Kentucky ranks 14th in the country for child abuse and neglect; according to the state Cabinet for Health and Family Services, in 2022, 11,002 children experienced neglect, 1,146 suffered physical abuse and 756 were victims of sexual abuse. Those numbers have decreased over the years, due largely to the efforts of Kosair for Kids and their partners across the state.

“Today we celebrate opening a center dedicated to giving the best to children who have experienced the worst, said Barry Dunn, Kosair for Kids president and CEO. “Our goal, our aspiration, is that this center serves as a beacon of hope for children who have experienced unfathomable trauma. We stand with them, united in purpose, on the road to healing. We are proud to call them a Kosair Kid, and we want to show them the love and care they deserve. Kosair for Kids is proud of this place, the skilled and dedicated staff on the front lines of this epidemic, and the growing alliance we have formed to protect all children.”

“I’m an ardent believer that you can’t separate physical health from mental and emotional health,” said Dr. Scottie B. Day, physician-in-chief at Kentucky Children’s Hospital. “Maltreatment and childhood trauma have effects that ripple out into adolescence and adulthood and continue to inform patterns of behavior for generations. Through our partnership with Kosair for Kids, we can disrupt generational cycles of abuse and make Kentucky much safer for kids.”

KCH is home to one of only two pediatric forensic medicine programs in Kentucky. Of the five child-abuse pediatricians practicing in Kentucky, four are at KCH’s Division of Pediatric Forensic Medicine along with specially trained advanced nurse practitioners, social workers and psychologists.

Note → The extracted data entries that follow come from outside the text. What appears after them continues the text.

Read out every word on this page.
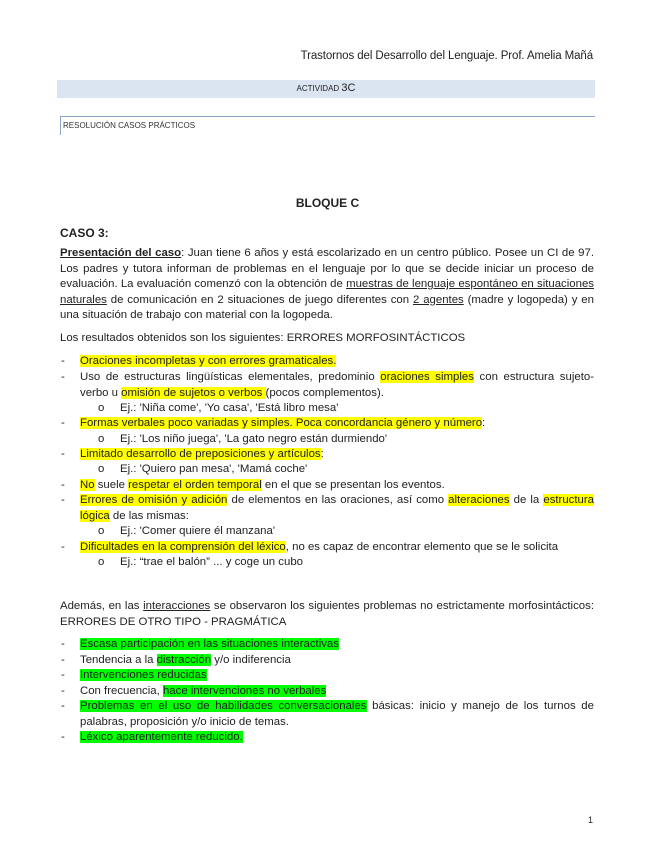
Trastornos del Desarrollo del Lenguaje. Prof. Amelia Mañá
ACTIVIDAD 3C
RESOLUCIÓN CASOS PRÁCTICOS
BLOQUE C
CASO 3:
Presentación del caso: Juan tiene 6 años y está escolarizado en un centro público. Posee un CI de 97. Los padres y tutora informan de problemas en el lenguaje por lo que se decide iniciar un proceso de evaluación. La evaluación comenzó con la obtención de muestras de lenguaje espontáneo en situaciones naturales de comunicación en 2 situaciones de juego diferentes con 2 agentes (madre y logopeda) y en una situación de trabajo con material con la logopeda.
Los resultados obtenidos son los siguientes: ERRORES MORFOSINTÁCTICOS
- Oraciones incompletas y con errores gramaticales.
- Uso de estructuras lingüísticas elementales, predominio oraciones simples con estructura sujeto-verbo u omisión de sujetos o verbos (pocos complementos).
o Ej.: 'Niña come', 'Yo casa', 'Está libro mesa'
- Formas verbales poco variadas y simples. Poca concordancia género y número:
o Ej.: 'Los niño juega', 'La gato negro están durmiendo'
- Limitado desarrollo de preposiciones y artículos:
o Ej.: 'Quiero pan mesa', 'Mamá coche'
- No suele respetar el orden temporal en el que se presentan los eventos.
- Errores de omisión y adición de elementos en las oraciones, así como alteraciones de la estructura lógica de las mismas:
o Ej.: 'Comer quiere él manzana'
- Dificultades en la comprensión del léxico, no es capaz de encontrar elemento que se le solicita
o Ej.: “trae el balón” ... y coge un cubo
Además, en las interacciones se observaron los siguientes problemas no estrictamente morfosintácticos: ERRORES DE OTRO TIPO - PRAGMÁTICA
- Escasa participación en las situaciones interactivas
- Tendencia a la distracción y/o indiferencia
- Intervenciones reducidas
- Con frecuencia, hace intervenciones no verbales
- Problemas en el uso de habilidades conversacionales básicas: inicio y manejo de los turnos de palabras, proposición y/o inicio de temas.
- Léxico aparentemente reducido.
1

Features of the new clinic include:
  • Secure and private space to provide trauma-informed care, including three exam rooms and two therapy services rooms
  • Proximity to the Makenna David Pediatric Emergency Center and other services such as radiology and sedation with private entrance and egress to those sites
  • Space for therapeutic interventions, evidence storage and consultation with law enforcement and other partners
  • Technology to consult virtually with the child’s care team which may include state child protective services, guardian ad litem and law enforcement.
The pediatric forensics staff also provides regular education to medical students, family medicine providers as well as community organizations. They developed a core curriculum for the Department of Community Based Services in the Cabinet for Health and Family Services that includes 16 one-hour lectures. Forensics providers lead a multi-hour training to each new class of Kentucky State Police cadets, as well as continued education to healthcare providers in the community.

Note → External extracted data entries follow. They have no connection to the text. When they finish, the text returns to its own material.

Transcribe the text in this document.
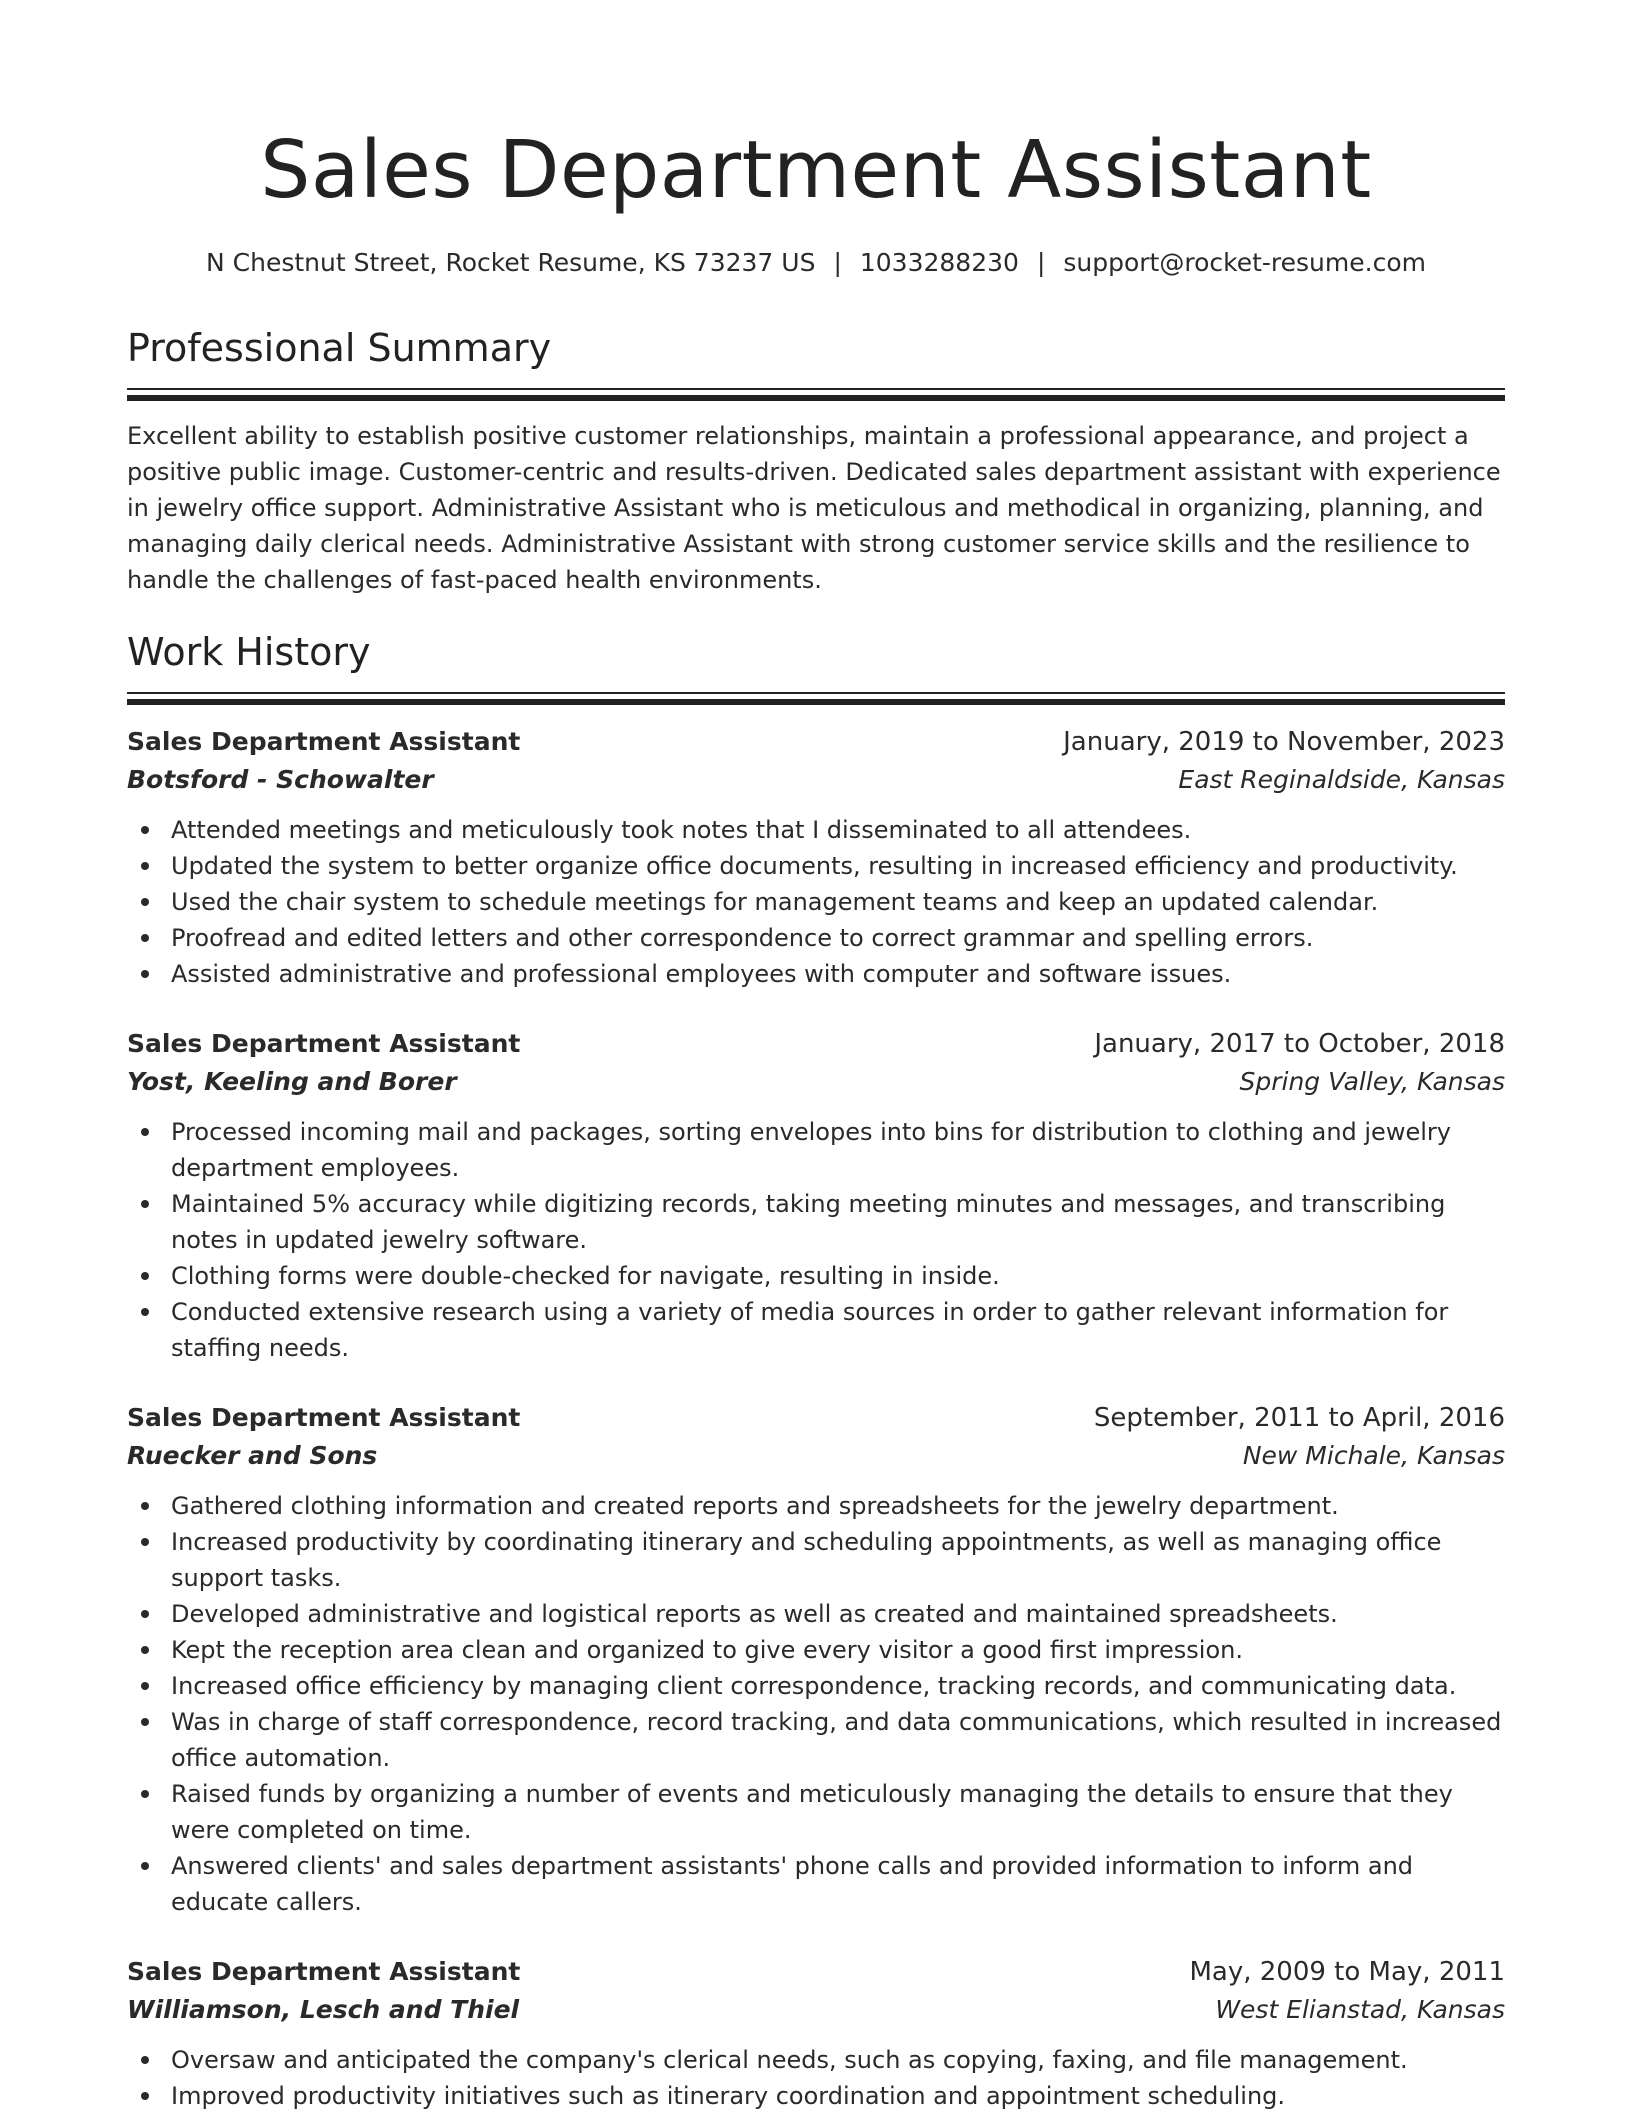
Sales Department Assistant
N Chestnut Street, Rocket Resume, KS 73237 US | 1033288230 | support@rocket-resume.com
Professional Summary

Excellent ability to establish positive customer relationships, maintain a professional appearance, and project a positive public image. Customer-centric and results-driven. Dedicated sales department assistant with experience in jewelry office support. Administrative Assistant who is meticulous and methodical in organizing, planning, and managing daily clerical needs. Administrative Assistant with strong customer service skills and the resilience to handle the challenges of fast-paced health environments.

Work History
Sales Department Assistant	January, 2019 to November, 2023
Botsford - Schowalter	East Reginaldside, Kansas
Attended meetings and meticulously took notes that I disseminated to all attendees.
Updated the system to better organize office documents, resulting in increased efficiency and productivity.
Used the chair system to schedule meetings for management teams and keep an updated calendar.
Proofread and edited letters and other correspondence to correct grammar and spelling errors.
Assisted administrative and professional employees with computer and software issues.
Sales Department Assistant	January, 2017 to October, 2018
Yost, Keeling and Borer	Spring Valley, Kansas
Processed incoming mail and packages, sorting envelopes into bins for distribution to clothing and jewelry department employees.
Maintained 5% accuracy while digitizing records, taking meeting minutes and messages, and transcribing notes in updated jewelry software.
Clothing forms were double-checked for navigate, resulting in inside.
Conducted extensive research using a variety of media sources in order to gather relevant information for staffing needs.
Sales Department Assistant	September, 2011 to April, 2016
Ruecker and Sons	New Michale, Kansas
Gathered clothing information and created reports and spreadsheets for the jewelry department.
Increased productivity by coordinating itinerary and scheduling appointments, as well as managing office support tasks.
Developed administrative and logistical reports as well as created and maintained spreadsheets.
Kept the reception area clean and organized to give every visitor a good first impression.
Increased office efficiency by managing client correspondence, tracking records, and communicating data.
Was in charge of staff correspondence, record tracking, and data communications, which resulted in increased office automation.
Raised funds by organizing a number of events and meticulously managing the details to ensure that they were completed on time.
Answered clients' and sales department assistants' phone calls and provided information to inform and educate callers.
Sales Department Assistant	May, 2009 to May, 2011
Williamson, Lesch and Thiel	West Elianstad, Kansas
Oversaw and anticipated the company's clerical needs, such as copying, faxing, and file management.
Improved productivity initiatives such as itinerary coordination and appointment scheduling.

Children who are abused and neglected may suffer immediate physical injuries, but also may have emotional and psychological problems, such as anxiety or posttraumatic stress. Over the long term, children who are abused or neglected are also at increased risk for experiencing future violence victimization and perpetration, substance abuse, sexually transmitted infections, delayed brain development, lower educational attainment, and limited employment opportunities. Chronic abuse may result in toxic stress, which can change brain development and increase the risk for problems like posttraumatic stress disorder and learning, attention, and memory difficulties.

All Kentuckians are mandated reporters of child abuse and neglect. If you believe a child is being abused or neglected, call the Child Protection Hotline at 1-877-KYSAFE1 or 1-877-597-2331 or report online.